Gwen. Angel. Music? No.
If we finished the bottom three now, you’d totally change the channel before finding out you’re obligated to watch ‘Til Death next or else it’s just stealing. And when we return from break, it’s time for Gwen Stefani to take the Idol stage and work some contemporary magic the likes of which you shall not see again until AI’s 34th season when by definition “Sweet Escape” will be a classic. So enjoy.
Gwen and her harem of cultural appropriation come out and do some sparkling, and she even tries to dance for us in 6-inch white stilettos. Thanks, Gwen! And, Akon’s there too. Not sure why. He is a pretty convincing hype man, though. Maybe he’s auditioning for his own Flava Flav type show. “My Akon Loins”? Who wouldn’t watch that?
Ryan chats Gwen up a bit and lets drop that she’s a part of the whole Idol Cares About The World And Do Other Stuff Good Too thing that they’re doing, and I can’t do much with that. Caring about the world and stuff is great. Charity rules.

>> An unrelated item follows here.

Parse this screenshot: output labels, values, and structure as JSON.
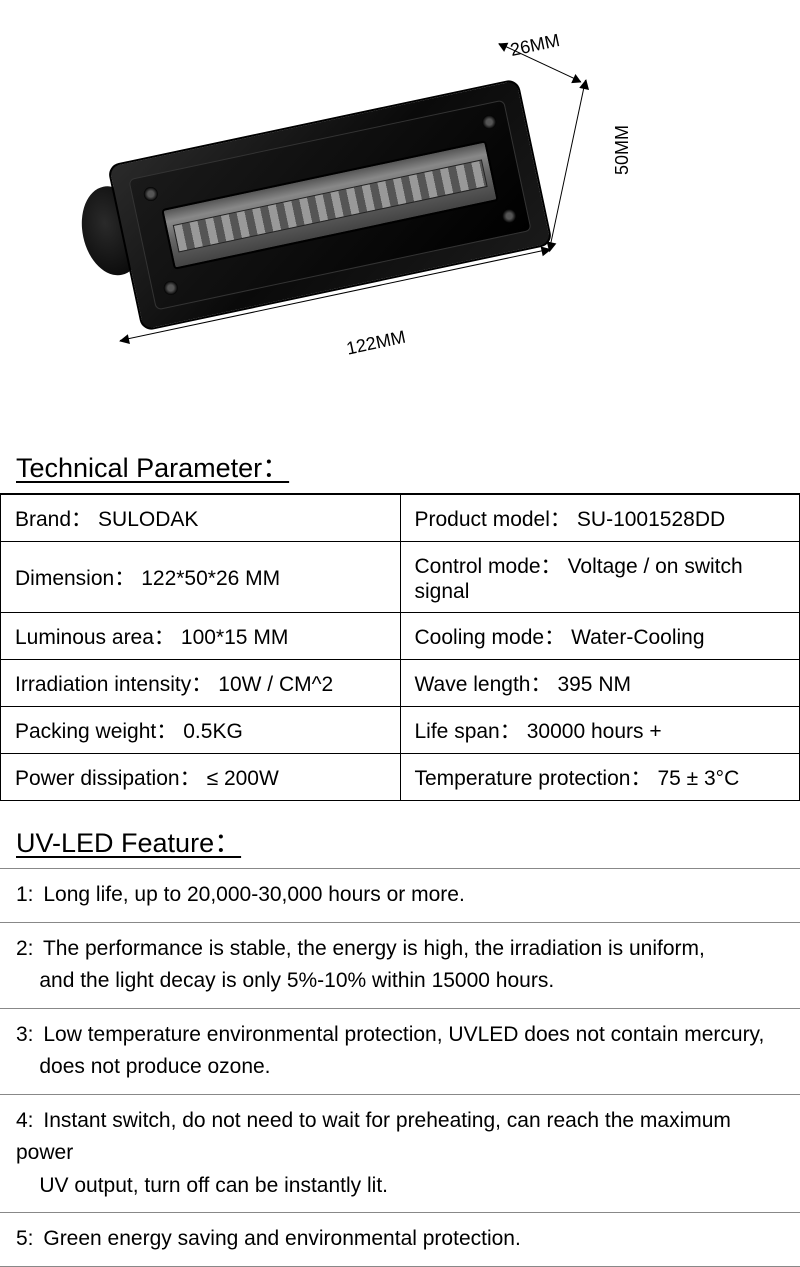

Also great? Cutting to the chase. So we’re finally down to determining the final member of our bottom three tonight. Between Gina and Chris Sligh, this isn’t really fair. Oh, well. So Phil, Haley, and Chris are the bottom three. Ryan sends Phil back to Safety, and now it’s a showdown. Ryan asks who the judges think are going home, and Randy gibbers and Paula rambles because that's how they make the big bucks, so Ryan cuts them off and then asks Simon. He says without hesitation that Chris is out. Prescient, isn’t he? Ryan gives a rehashing of the judges’ comments last night, and even though Haley suffers majorly from Disney syndrome, Sligh is no competition for a pretty girl in this thing. The picture … goes to Haley, which means … Sligh … you are no longer in the running … toward becoming … America’s Next Top “Who?” Sorry guy, your personality was really starting to reek of effort (not to mention bad breath control and crazy un-rhythm), and you must know how that turns off the fans. But hey, at least you didn’t get far enough for them to cut your hair, right? Always a bright side, honey.